Out of Season
I’m currently out of season. That Spiritual emptiness is upon me and I need to seek Him out. I have no interest in reading the word or prayer. This is a dangerous place to be.. been there, done that. That’s when the walls of our protection start to crumble and the enemy starts to hammer in. I covet your prayers.

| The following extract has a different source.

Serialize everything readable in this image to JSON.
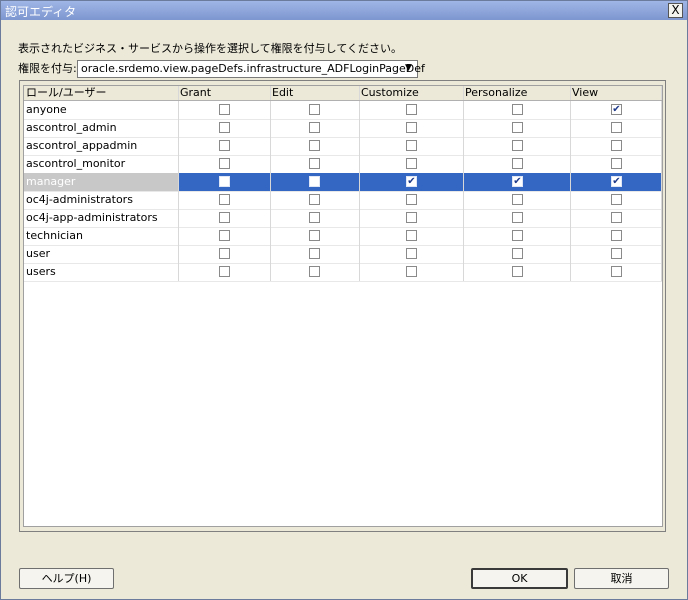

The enemy is attacking, always. He is trying to deceive me in many aspects of my life. I don’t want to go to church… I don’t want to pray… I don’t want to read the word… I don’t want to blog… I don’t want to go to bible studies… So what do I do?! What is the best avenue to take? Do I obey what my flesh is saying? The past has taught me to put to death the deeds of the flesh and to press in. So here I go.. pressing in Lord –
2 Timothy 4:1-5 I charge thee therefore before God, and the Lord Jesus Christ, who shall judge the quick and the dead at his appearing and his kingdom; Preach the word; be instant in season, out of season; reprove, rebuke, exhort with all longsuffering and doctrine. For the time will come when they will not endure sound doctrine; but after their own lusts shall they heap to themselves teachers, having itching ears; And they shall turn away their ears from the truth, and shall be turned unto fables. But watch thou in all things, endure afflictions, do the work of an evangelist, make full proof of thy ministry.
Hmm.. “..and the Lord Jesus Christ, who shall judge the quick and the dead at His appearing and His kingdom.” Shall I worry about these attacks? They are all but dead and shall be rightfully judged (as will my own life). What is really important here, the attacks of the enemy and his principalities of darkness (which will be judged by Him), or shall I focus on my own walk? I choose to focus on my own walk instead of others. Let’s roll Jesus..
“Preach the word, in season and out of season. Reprove, rebuke, exhort with all longsuffering and doctrine..” Ok Lord, I’m out of season, thus “preach the word. Reprove, rebuke, exhort with patience and doctrine.” I have done this Lord. I have been patient before reproving, rebuking and exhorting during the attacks. I will press in Lord, regardless of what the enemy says/does. Time to preach the word while I’m out of season because…
“For the time will come when they will not endure sound doctrine, but they shall selfishly gain teachers that will feed their itching ears. They shall turn to fables instead of the truth because they want to hear things that justify their actions and glorify self.” That’s what you’re saying, right Lord? In other words, if I focus on being out of season, then I may miss what you want to use me for? I need to press in for Your sake, regardless of what I feel, because the time will come when people will not listen to truth but instead turn to their own selfish understandings and desires. They will turn to false teachers who will itch their ears (stroke their egos). Ok, got it. It isn’t about me, my feelings, my ideas, etc. It’s about You and others.
“Be watchful in all things, endure this out of season affliction, evangelize, and accomplish the ministry.” Ok Lord, I will patiently endure and trust in You. I will press in and be watchful. I will continue with Your strength and the Helper.
Help me Helper, guide me Guider, save me Savior, teach me Teacher, make me Maker, mold me Molder, father me Father, strengthen me Strengthener, to the Author and Finisher of our faith – grant me faith that surpasses all understanding, avenge me Avenger for you say vengeance is yours – I will not worry about these attacks, you got this.
I will thank you and bless you both in and out of season Lord. I love you, always.